Below are 5 Tips compiled from experts with decades of experience helping addicts and their families:

1) Learn about addiction and overdose
Information is king when it comes to addiction. Understanding the nature and compulsions of the disease can help you prepare for and cope with the realities of caring about an addict.  Because opioids are so deadly, you should also learn what to do in the case of an overdose.  Download the guide on this site to your phone, keep naloxone on-hand, and educate your family members and friends about the Three Steps To Save A Life.

2) Avoid enabling
Most long-time recovering addicts will tell you that their families – meaning only to show love and support – separated them from the consequences of their behaviors… and that they could not stop using drugs until those consequences were so painful that they had no choice. It is very difficult for families to withhold support like a place to live, money or transportation. It seems cruel. And when addicts have to face the consequences of their actions, they are usually angry, reject their family members, and make threats. It is terrifying for those who love the addict. It’s also a vital part of helping a loved one recover. This is very difficult work, but it may be the most loving thing you ever do for the addict. No matter how strong you think you are, you cannot do this alone; so gain from others’ experiences.

3) Get support
Groups like Nar-Anon Family Groups can be a tremendous support.  On their web site you can enter your zip code a find a meeting near you.  If you can’t find a meeting, consider Al-Anon.  There are definite differences in addiction to the two drug families of alcohol and opioids, but you can gain important guidance that can help you in your situation from either group.

4) Treatment
Helping opioid addicts who have faced the consequences of their behavior and want to stop using may mean helping them find and pay for treatment.  Sometimes legal problems related to the addiction can create an important consequence that motivates an addict to seek treatment.  Sometimes, it is an overdose, loss of a place to live or the loss of a friend to addiction.

Our experts recommend a treatment program that includes a spiritual component like 12-Steps because those programs have such a long history of success. Most medical experts recommend 30-90 days of residential treatment for opioid addiction. Treatment can be expensive so you want to find a program that use principles that are proven effective. Do your research. Talk to friends.  And participate in the family components of treatment.

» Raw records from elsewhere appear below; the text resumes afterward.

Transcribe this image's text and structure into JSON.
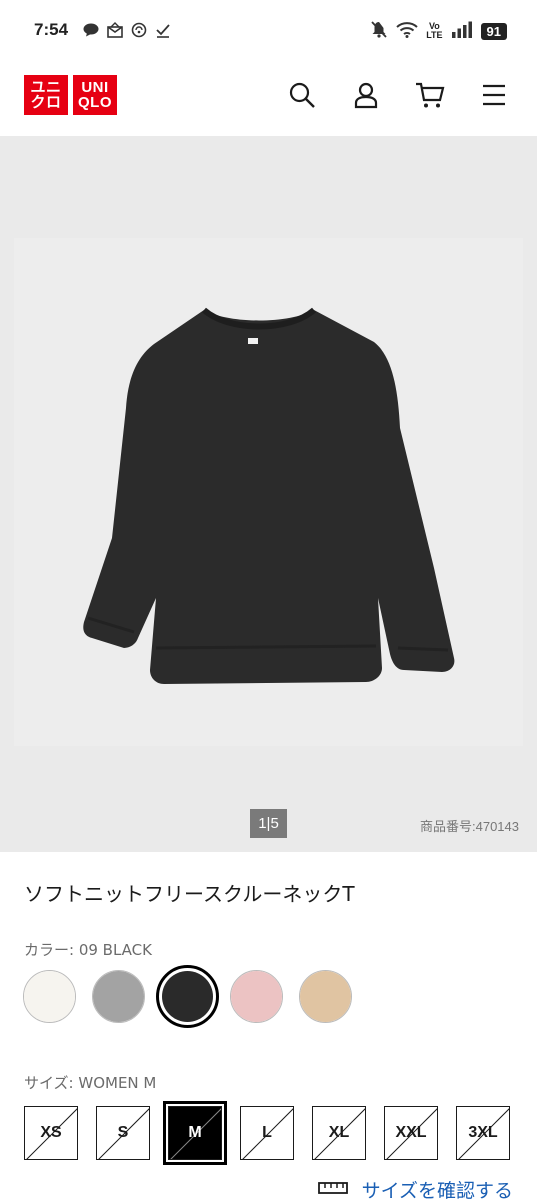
{
  "status_bar": {
    "time": "7:54",
    "battery": "91",
    "volte_top": "Vo",
    "volte_bottom": "LTE",
    "left_icons": [
      "line-icon",
      "mail-icon",
      "sync-icon",
      "check-icon"
    ],
    "right_icons": [
      "mute-icon",
      "wifi-icon",
      "volte-icon",
      "signal-icon",
      "battery-icon"
    ]
  },
  "header": {
    "logo_top_left": "ユニ",
    "logo_bottom_left": "クロ",
    "logo_top_right": "UNI",
    "logo_bottom_right": "QLO",
    "icons": [
      "search-icon",
      "account-icon",
      "cart-icon",
      "menu-icon"
    ]
  },
  "gallery": {
    "pager": "1|5",
    "product_code": "商品番号:470143"
  },
  "product": {
    "title": "ソフトニットフリースクルーネックT",
    "color_label": "カラー: 09 BLACK",
    "colors": [
      {
        "name": "white",
        "hex": "#f6f4ef"
      },
      {
        "name": "gray",
        "hex": "#a3a3a3"
      },
      {
        "name": "black",
        "hex": "#2a2a2a"
      },
      {
        "name": "pink",
        "hex": "#ecc3c3"
      },
      {
        "name": "beige",
        "hex": "#e0c4a2"
      }
    ],
    "selected_color_index": 2,
    "size_label": "サイズ: WOMEN M",
    "sizes": [
      "XS",
      "S",
      "M",
      "L",
      "XL",
      "XXL",
      "3XL"
    ],
    "selected_size_index": 2,
    "size_guide": "サイズを確認する"
  }
}
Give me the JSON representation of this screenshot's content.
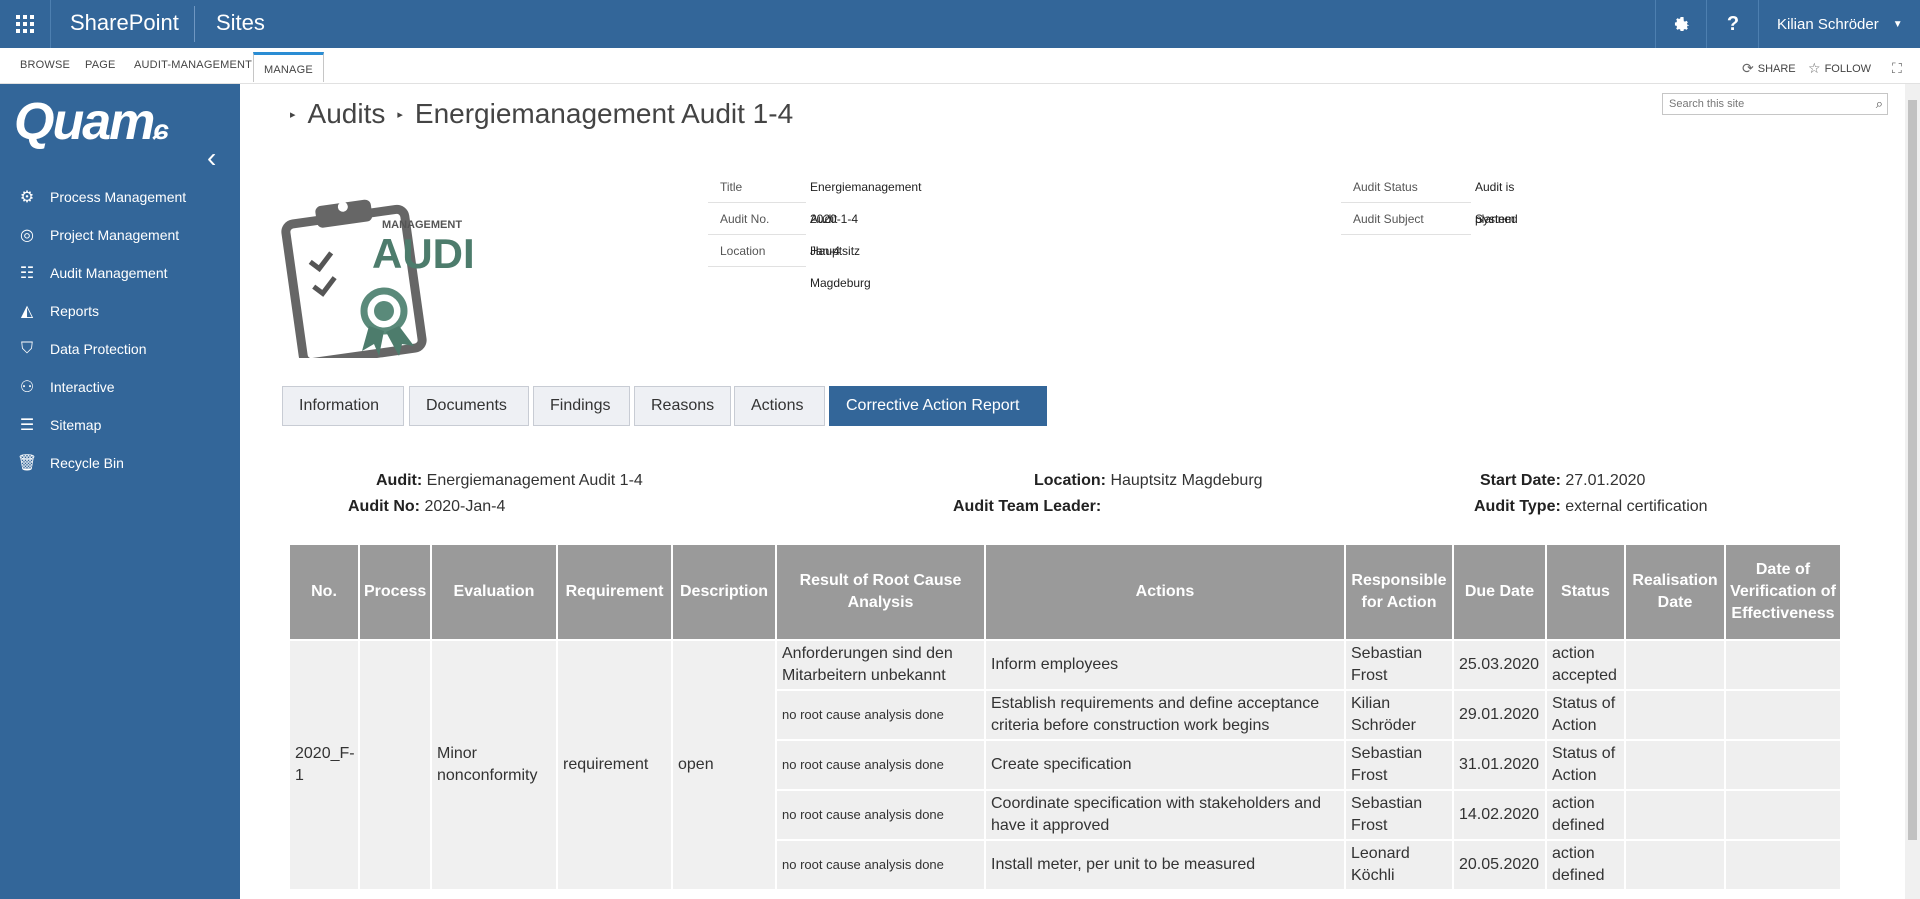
{
  "topbar": {
    "brand": "SharePoint",
    "sites": "Sites",
    "settings_icon": "gear-icon",
    "help_label": "?",
    "user_name": "Kilian Schröder"
  },
  "ribbon": {
    "tabs": [
      "BROWSE",
      "PAGE",
      "AUDIT-MANAGEMENT",
      "MANAGE"
    ],
    "active_tab": "MANAGE",
    "share": "SHARE",
    "follow": "FOLLOW"
  },
  "sidebar": {
    "logo": "Quam",
    "items": [
      {
        "label": "Process Management",
        "icon": "settings-gear-icon"
      },
      {
        "label": "Project Management",
        "icon": "globe-icon"
      },
      {
        "label": "Audit Management",
        "icon": "checklist-icon"
      },
      {
        "label": "Reports",
        "icon": "chart-icon"
      },
      {
        "label": "Data Protection",
        "icon": "shield-icon"
      },
      {
        "label": "Interactive",
        "icon": "people-icon"
      },
      {
        "label": "Sitemap",
        "icon": "sitemap-icon"
      },
      {
        "label": "Recycle Bin",
        "icon": "trash-icon"
      }
    ]
  },
  "breadcrumb": {
    "parent": "Audits",
    "current": "Energiemanagement Audit 1-4"
  },
  "search": {
    "placeholder": "Search this site"
  },
  "audit_logo": {
    "small": "MANAGEMENT",
    "big": "AUDIT"
  },
  "properties": {
    "left": [
      {
        "label": "Title",
        "value": "Energiemanagement Audit 1-4"
      },
      {
        "label": "Audit No.",
        "value": "2020-Jan-4"
      },
      {
        "label": "Location",
        "value": "Hauptsitz Magdeburg"
      }
    ],
    "right": [
      {
        "label": "Audit Status",
        "value": "Audit is planned"
      },
      {
        "label": "Audit Subject",
        "value": "System"
      }
    ]
  },
  "tabs": [
    "Information",
    "Documents",
    "Findings",
    "Reasons",
    "Actions",
    "Corrective Action Report"
  ],
  "active_tab": "Corrective Action Report",
  "report_header": {
    "audit_label": "Audit:",
    "audit_value": "Energiemanagement Audit 1-4",
    "audit_no_label": "Audit No:",
    "audit_no_value": "2020-Jan-4",
    "location_label": "Location:",
    "location_value": "Hauptsitz Magdeburg",
    "team_leader_label": "Audit Team Leader:",
    "team_leader_value": "",
    "start_date_label": "Start Date:",
    "start_date_value": "27.01.2020",
    "audit_type_label": "Audit Type:",
    "audit_type_value": "external certification"
  },
  "table": {
    "headers": [
      "No.",
      "Process",
      "Evaluation",
      "Requirement",
      "Description",
      "Result of Root Cause Analysis",
      "Actions",
      "Responsible for Action",
      "Due Date",
      "Status",
      "Realisation Date",
      "Date of Verification of Effectiveness"
    ],
    "finding": {
      "no": "2020_F-1",
      "process": "",
      "evaluation": "Minor nonconformity",
      "requirement": "requirement",
      "description": "open"
    },
    "rows": [
      {
        "root_cause": "Anforderungen sind den Mitarbeitern unbekannt",
        "action": "Inform employees",
        "responsible": "Sebastian Frost",
        "due": "25.03.2020",
        "status": "action accepted",
        "realisation": "",
        "verification": ""
      },
      {
        "root_cause": "no root cause analysis done",
        "action": "Establish requirements and define acceptance criteria before construction work begins",
        "responsible": "Kilian Schröder",
        "due": "29.01.2020",
        "status": "Status of Action",
        "realisation": "",
        "verification": ""
      },
      {
        "root_cause": "no root cause analysis done",
        "action": "Create specification",
        "responsible": "Sebastian Frost",
        "due": "31.01.2020",
        "status": "Status of Action",
        "realisation": "",
        "verification": ""
      },
      {
        "root_cause": "no root cause analysis done",
        "action": "Coordinate specification with stakeholders and have it approved",
        "responsible": "Sebastian Frost",
        "due": "14.02.2020",
        "status": "action defined",
        "realisation": "",
        "verification": ""
      },
      {
        "root_cause": "no root cause analysis done",
        "action": "Install meter, per unit to be measured",
        "responsible": "Leonard Köchli",
        "due": "20.05.2020",
        "status": "action defined",
        "realisation": "",
        "verification": ""
      }
    ]
  }
}
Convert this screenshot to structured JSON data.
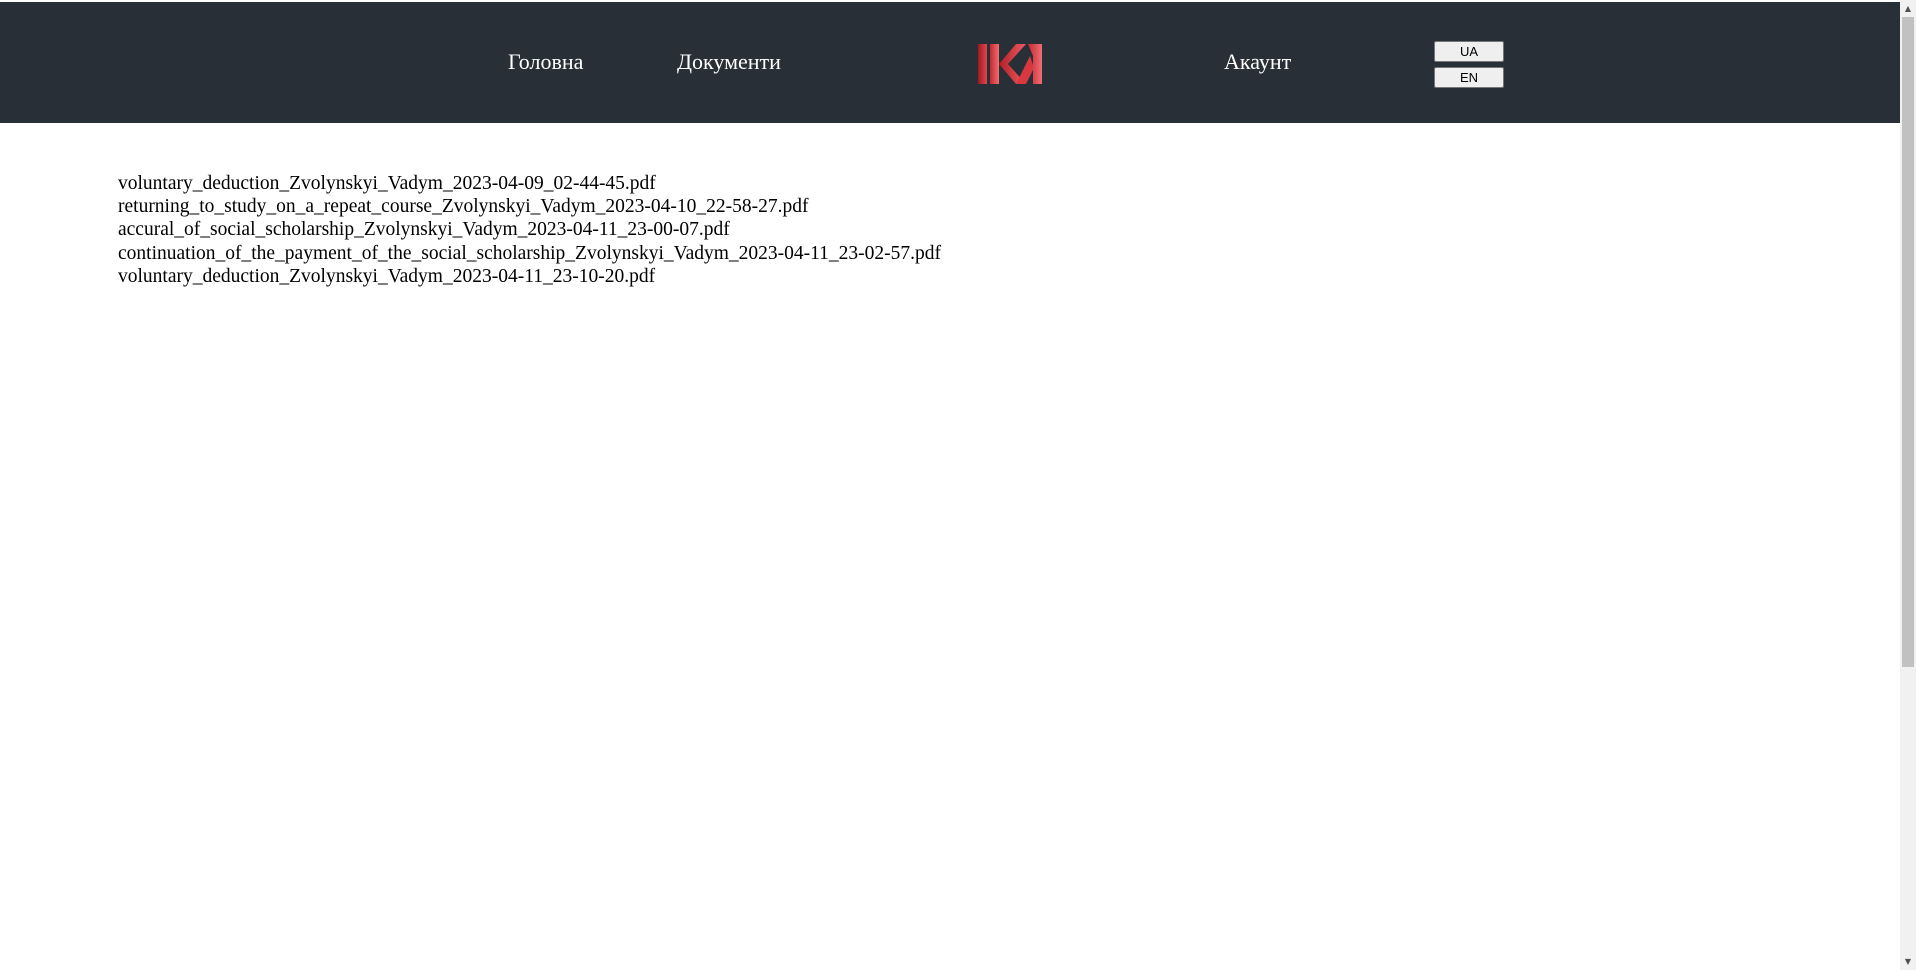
{
  "header": {
    "nav": {
      "home": "Головна",
      "documents": "Документи",
      "account": "Акаунт"
    },
    "logo_icon": "ikm-logo",
    "languages": [
      "UA",
      "EN"
    ],
    "background_color": "#282f36"
  },
  "documents": {
    "files": [
      "voluntary_deduction_Zvolynskyi_Vadym_2023-04-09_02-44-45.pdf",
      "returning_to_study_on_a_repeat_course_Zvolynskyi_Vadym_2023-04-10_22-58-27.pdf",
      "accural_of_social_scholarship_Zvolynskyi_Vadym_2023-04-11_23-00-07.pdf",
      "continuation_of_the_payment_of_the_social_scholarship_Zvolynskyi_Vadym_2023-04-11_23-02-57.pdf",
      "voluntary_deduction_Zvolynskyi_Vadym_2023-04-11_23-10-20.pdf"
    ]
  },
  "scrollbar": {
    "up_icon": "scroll-up-arrow-icon",
    "down_icon": "scroll-down-arrow-icon"
  }
}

5) Stay involved in helping others
Addiction is for life.  Drug use is not. Thousands of former opioid addicts are now living healthy, productive and fulfilling lives. But relapse is always a possiblility.  Your experiences with your loved one – whatever the outcome of his or her addiction – have the potential to do tremendous good for others. Keep learning, not only so that you can help your recovering family member, but also so “that no addict seeking recovery need ever die.”